This is a follow-up to this old topic:
I’ve done a lot more experimenting and analysis, and I thought I would summarize my findings in case someone else finds themselves implementing this, what seems to be a common pattern, of data logging.
My first, naive, implementation used two files, opened and closed for each update. One file got updated once per minute with a big record, and the other once per second with a small record. It turned out that this pattern of updates leads to massive fragmentation as one file gets extended, then the other. The long cluster chains make opening a file for append horribly slow.
I tried a bunch of different things.
Increasing the cache is not a viable option because I am tight on RAM space.
Keeping the files open indefinitely is not good, because the directory structures never get updated until you close the file. I experimented with forcing a directory update without a close, but in cases this might lead to data integrity problems. Maybe one could borrow some tricks from GrumpyOldPizza/ RFAT (Robust FAT)? More research needed if you want to go down this road.
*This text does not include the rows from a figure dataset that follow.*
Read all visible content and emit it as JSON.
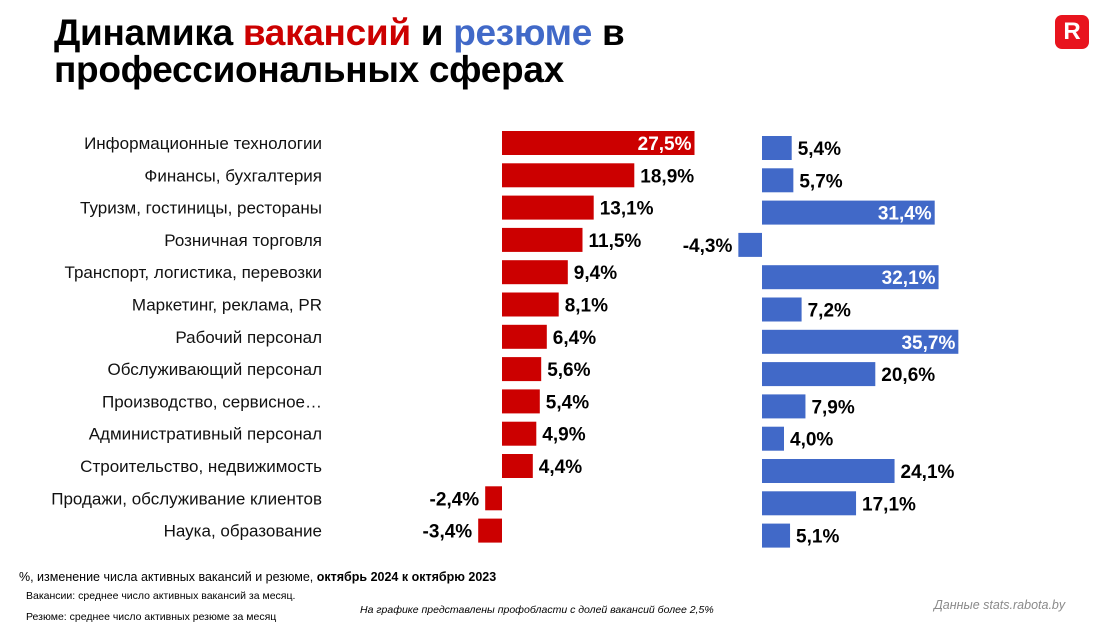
{
  "header": {
    "title_part1": "Динамика ",
    "title_vacancies": "вакансий",
    "title_and": " и ",
    "title_resumes": "резюме",
    "title_in": " в",
    "title_line2": "профессиональных сферах"
  },
  "logo": {
    "letter": "R",
    "color": "#e8141e"
  },
  "colors": {
    "vacancies": "#cc0000",
    "resumes": "#4169c8"
  },
  "chart_data": {
    "type": "bar",
    "orientation": "horizontal",
    "categories": [
      "Информационные технологии",
      "Финансы, бухгалтерия",
      "Туризм, гостиницы, рестораны",
      "Розничная торговля",
      "Транспорт, логистика, перевозки",
      "Маркетинг, реклама, PR",
      "Рабочий персонал",
      "Обслуживающий персонал",
      "Производство, сервисное…",
      "Административный персонал",
      "Строительство, недвижимость",
      "Продажи, обслуживание клиентов",
      "Наука, образование"
    ],
    "series": [
      {
        "name": "вакансий",
        "values": [
          27.5,
          18.9,
          13.1,
          11.5,
          9.4,
          8.1,
          6.4,
          5.6,
          5.4,
          4.9,
          4.4,
          -2.4,
          -3.4
        ],
        "labels": [
          "27,5%",
          "18,9%",
          "13,1%",
          "11,5%",
          "9,4%",
          "8,1%",
          "6,4%",
          "5,6%",
          "5,4%",
          "4,9%",
          "4,4%",
          "-2,4%",
          "-3,4%"
        ]
      },
      {
        "name": "резюме",
        "values": [
          5.4,
          5.7,
          31.4,
          -4.3,
          32.1,
          7.2,
          35.7,
          20.6,
          7.9,
          4.0,
          24.1,
          17.1,
          5.1
        ],
        "labels": [
          "5,4%",
          "5,7%",
          "31,4%",
          "-4,3%",
          "32,1%",
          "7,2%",
          "35,7%",
          "20,6%",
          "7,9%",
          "4,0%",
          "24,1%",
          "17,1%",
          "5,1%"
        ]
      }
    ],
    "units": "%"
  },
  "footer": {
    "note_main": "%, изменение числа активных вакансий и резюме, ",
    "note_period": "октябрь 2024 к октябрю 2023",
    "note_vacancies": "Вакансии: среднее число активных вакансий за месяц.",
    "note_resumes": "Резюме: среднее число активных резюме за месяц",
    "note_share": "На графике представлены профобласти с долей вакансий более 2,5%",
    "source": "Данные stats.rabota.by"
  }
}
Pre-allocating the file did not work out well. You have to write the entire file twice, once when allocating it, and again while writing the data. This takes time, and doubles the wear of the flash memory in the SD card.
Putting the files in two separate partitions was good from a performance standpoint, but it ate up significantly more precious RAM, increasing my number of file systems from 3 to 5. Also, I could not get Windows to recognize the SD cards with two partitions, and I really want to be able to analyze these cards on Windows. And it really added to the code complexity.
What I finally settled on was putting all of the records in a single file, keeping the file open for 5 minutes at a time, and creating a new file each day, a directory per year, all in a single partition. By using a single file, you get one, nice, linear file that doesn’t get fragmented. Forward seek times are not bad, so skipping over records is fast. The best way to retrieve records is to read a whole day’s file from the beginning and filter in the records of interest. Backwards seeks are hopelessly slow. It takes almost as long to find the mid-point of the file as to just read the first half of the file, so you can forget about binary searching. And, I can read the cards on Windows.
Hope this helps someone.
Update: If a whole day’s file is too much data to go through when retrieving records by time, you can exploit the power of the hierarchical file system to efficiently decrease the granularity. I ended up making directories for year, month, and day, with a file per hour.
#define ffconfigMKDIR_RECURSIVE 1 and
mktime() are my friends for this.